On 2019-06-06 08:24, Joerg Bornemann wrote:
On 6/5/19 5:49 PM, Mutz, Marc via Development wrote:

As a library implementer, you are simply not _allowed_ the freedom to
use a convenient tool over the most efficient one. That is, to put it
mildly, a disservice to users and a disgrace to the profession of
programmers. 8KiB just to look up a pointer in a map of {string, int}?
That's 1/4th of the icache size of many processors!
[...]

While I agree with this in general... every time we use a sorted vector
as a dictionary replacement we're scattering implementation details all
over the place, creating code that's much harder to read and easier to
make mistakes in (*).

Maybe it's time for a general purpose dictionary class based on a sorted
vector?

FTR: More of the same: https://codereview.qt-project.org/c/qt/qtbase/+/264128 and https://codereview.qt-project.org/c/qt/qtbase/+/264129

I very strongly object to the notion that a find_if or lower_bound is harder to read. More code does _not_ equate to less readable, as Qt over and over has shown. There are different patterns involved than in using Qt containers, sure, and by all means, if find_if frightens you, then use a raw for loop, but this stuff is not rocket science. And depending on how you define 'mistakes', it's just as easy to make a mistake by forgetting qAsConst() on a Qt container than it is to, say, combine iterators from different containers.

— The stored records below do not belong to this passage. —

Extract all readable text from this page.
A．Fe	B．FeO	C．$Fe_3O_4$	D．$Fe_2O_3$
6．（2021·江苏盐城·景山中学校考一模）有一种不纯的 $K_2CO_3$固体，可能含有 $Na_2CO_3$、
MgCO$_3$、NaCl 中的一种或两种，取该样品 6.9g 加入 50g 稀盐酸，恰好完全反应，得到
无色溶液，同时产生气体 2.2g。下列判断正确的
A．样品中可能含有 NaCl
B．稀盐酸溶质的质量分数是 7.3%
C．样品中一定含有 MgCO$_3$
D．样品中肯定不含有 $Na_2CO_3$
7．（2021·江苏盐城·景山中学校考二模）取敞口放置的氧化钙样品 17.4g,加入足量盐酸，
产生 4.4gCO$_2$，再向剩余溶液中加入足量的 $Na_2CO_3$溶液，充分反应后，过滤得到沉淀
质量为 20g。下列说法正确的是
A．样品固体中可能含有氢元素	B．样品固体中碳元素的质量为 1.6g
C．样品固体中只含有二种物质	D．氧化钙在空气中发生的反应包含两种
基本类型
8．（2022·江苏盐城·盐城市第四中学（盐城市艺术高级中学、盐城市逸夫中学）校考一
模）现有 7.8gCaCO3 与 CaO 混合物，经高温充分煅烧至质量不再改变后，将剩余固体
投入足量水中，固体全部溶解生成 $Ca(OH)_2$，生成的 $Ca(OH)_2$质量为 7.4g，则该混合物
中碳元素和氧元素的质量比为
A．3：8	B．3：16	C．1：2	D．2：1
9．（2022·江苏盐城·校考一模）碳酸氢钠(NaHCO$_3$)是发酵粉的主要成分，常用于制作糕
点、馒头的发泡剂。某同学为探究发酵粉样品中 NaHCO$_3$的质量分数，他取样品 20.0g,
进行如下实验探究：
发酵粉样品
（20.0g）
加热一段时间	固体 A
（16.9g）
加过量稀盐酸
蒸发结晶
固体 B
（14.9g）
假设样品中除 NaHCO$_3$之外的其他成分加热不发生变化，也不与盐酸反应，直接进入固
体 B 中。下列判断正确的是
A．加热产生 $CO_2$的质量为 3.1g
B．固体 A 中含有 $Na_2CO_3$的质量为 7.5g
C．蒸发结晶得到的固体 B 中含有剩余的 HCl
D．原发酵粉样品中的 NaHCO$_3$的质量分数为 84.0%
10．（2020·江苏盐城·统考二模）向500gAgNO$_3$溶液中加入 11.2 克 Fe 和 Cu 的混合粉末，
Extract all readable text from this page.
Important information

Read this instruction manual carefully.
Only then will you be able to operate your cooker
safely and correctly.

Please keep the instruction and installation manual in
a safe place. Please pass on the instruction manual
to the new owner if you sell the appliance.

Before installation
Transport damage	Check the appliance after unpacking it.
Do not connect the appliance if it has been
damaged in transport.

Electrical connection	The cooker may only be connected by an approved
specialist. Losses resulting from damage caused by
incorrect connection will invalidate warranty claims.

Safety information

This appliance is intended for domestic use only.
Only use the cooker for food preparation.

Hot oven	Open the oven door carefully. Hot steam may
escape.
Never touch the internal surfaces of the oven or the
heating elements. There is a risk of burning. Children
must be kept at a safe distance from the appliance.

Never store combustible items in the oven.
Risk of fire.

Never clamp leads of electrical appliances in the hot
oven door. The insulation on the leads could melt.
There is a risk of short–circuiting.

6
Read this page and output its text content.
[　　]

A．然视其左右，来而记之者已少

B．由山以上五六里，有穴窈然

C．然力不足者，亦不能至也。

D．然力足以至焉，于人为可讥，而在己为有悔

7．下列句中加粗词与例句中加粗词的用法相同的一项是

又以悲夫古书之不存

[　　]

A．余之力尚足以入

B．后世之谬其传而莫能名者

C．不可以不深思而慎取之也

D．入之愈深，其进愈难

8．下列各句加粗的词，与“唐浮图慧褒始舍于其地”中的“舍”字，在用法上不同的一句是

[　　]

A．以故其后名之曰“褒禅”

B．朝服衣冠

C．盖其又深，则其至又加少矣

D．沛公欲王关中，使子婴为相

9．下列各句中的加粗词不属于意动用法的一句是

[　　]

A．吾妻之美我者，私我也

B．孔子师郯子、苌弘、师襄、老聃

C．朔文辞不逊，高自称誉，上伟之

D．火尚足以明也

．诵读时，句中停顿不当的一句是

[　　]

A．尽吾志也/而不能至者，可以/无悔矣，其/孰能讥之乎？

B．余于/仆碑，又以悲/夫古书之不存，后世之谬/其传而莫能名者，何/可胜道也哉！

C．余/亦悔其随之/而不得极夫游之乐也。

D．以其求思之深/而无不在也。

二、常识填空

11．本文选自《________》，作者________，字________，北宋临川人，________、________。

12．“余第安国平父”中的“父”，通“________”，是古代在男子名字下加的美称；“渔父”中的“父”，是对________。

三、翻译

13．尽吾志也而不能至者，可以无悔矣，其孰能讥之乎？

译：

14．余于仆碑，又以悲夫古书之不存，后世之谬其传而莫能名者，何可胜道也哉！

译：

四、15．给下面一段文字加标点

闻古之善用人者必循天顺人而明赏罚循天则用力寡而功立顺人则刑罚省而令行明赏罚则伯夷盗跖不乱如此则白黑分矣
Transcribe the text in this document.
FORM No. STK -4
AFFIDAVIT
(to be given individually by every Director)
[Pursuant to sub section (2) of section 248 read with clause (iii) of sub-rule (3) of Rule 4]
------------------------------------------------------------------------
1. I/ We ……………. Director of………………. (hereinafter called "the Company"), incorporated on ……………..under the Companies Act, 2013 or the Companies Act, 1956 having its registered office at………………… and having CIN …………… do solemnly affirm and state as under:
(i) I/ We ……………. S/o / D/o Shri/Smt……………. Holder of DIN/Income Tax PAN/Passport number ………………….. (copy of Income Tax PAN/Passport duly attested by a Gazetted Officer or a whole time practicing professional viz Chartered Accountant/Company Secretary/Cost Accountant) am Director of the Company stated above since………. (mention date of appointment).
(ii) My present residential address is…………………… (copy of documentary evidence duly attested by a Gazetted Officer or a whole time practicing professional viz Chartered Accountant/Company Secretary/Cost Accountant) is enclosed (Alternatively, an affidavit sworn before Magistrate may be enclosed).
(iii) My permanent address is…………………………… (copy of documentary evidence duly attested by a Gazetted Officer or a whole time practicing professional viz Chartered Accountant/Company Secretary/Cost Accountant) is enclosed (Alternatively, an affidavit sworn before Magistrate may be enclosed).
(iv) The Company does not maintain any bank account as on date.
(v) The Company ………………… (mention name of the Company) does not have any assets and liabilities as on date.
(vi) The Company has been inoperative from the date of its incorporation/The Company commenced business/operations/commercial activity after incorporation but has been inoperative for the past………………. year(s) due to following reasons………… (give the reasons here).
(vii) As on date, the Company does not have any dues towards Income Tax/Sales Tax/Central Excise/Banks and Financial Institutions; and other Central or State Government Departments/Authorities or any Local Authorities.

As for QSortedVector/QFlatMap. There's a reason there's none in the std, yet, and it has to do with when to sort. In one of the patches above, we don't need to sort at all, because there're only ever O(10) elements in there. Sorting, as performed by a QFlatMap would be overkill there. In another, we don't even store the key, as it's equal to the position of the element in the array. Sorting the key would be nonsense. Oftem, you populate the data structure once and then only perform lookups. In that case, a QFlatMap would waste time sorting while you don't need it. So, yes, by all means, let's have a QFlatMap, but it would just be another over-complicated container that people misuse. Let's, as a community, learn how to use a raw vector (or array) first, then introduce convenience.

Don't pick a container by it's API. Pick it by how you use it. No-one would use a RB tree for O(10) items if he had to implement it himself. You wouldn't even implement one for O(1M) elements if insertions in the middle are very infrequent. You are CS engineers. What would Knuth say if he caught you using a RB tree with a static maximum of 10 entries? There's a reason for this. It's horribly slow, and only used because in very limited circumstances, evenry other container is _even_ slower. It's a very, very, complex beast. Just because the compiler writes it for you at nothing more than a mention of QMap<T,V>, doesn't mean it's less complex. And that complexity doesn't go away just because you wrap it in a nice API: the compiler has a hard time with it, and so does the CPU, as evidenced by the O(KiB) savings involved in each replacement of a QMap with a vector. Let's also not forget the memory overhead: a QMap<int, int> uses at least 24 bytes of of storage per element. Plus allocation overhead. Some platforms (Windows? At some point at least?) didn't hand out heap in less than 64 bytes. That's 64 bytes of memory for 8 bytes of payload. A vector uses exactly 8. So a map uses anywhere between 3x and 8x more memory.

Just ask yourself: if you didn't have QMap/std::map or the hashed versions, what data structure would you use? If the answer _actually_ is "a RB tree (because I really need to insert and remove and lookup roughly the same number of times", then fine, go use QMap. If it _actually_ is "a hash table", then consider QHash/unorderd_map. Or maybe an Open Addressing hash table would be better? BTW: with vector, you can even implement a Heap (std::make/push/pop_heap).

There's no replacement for thinking here. There's no data structure that will work best in all cases.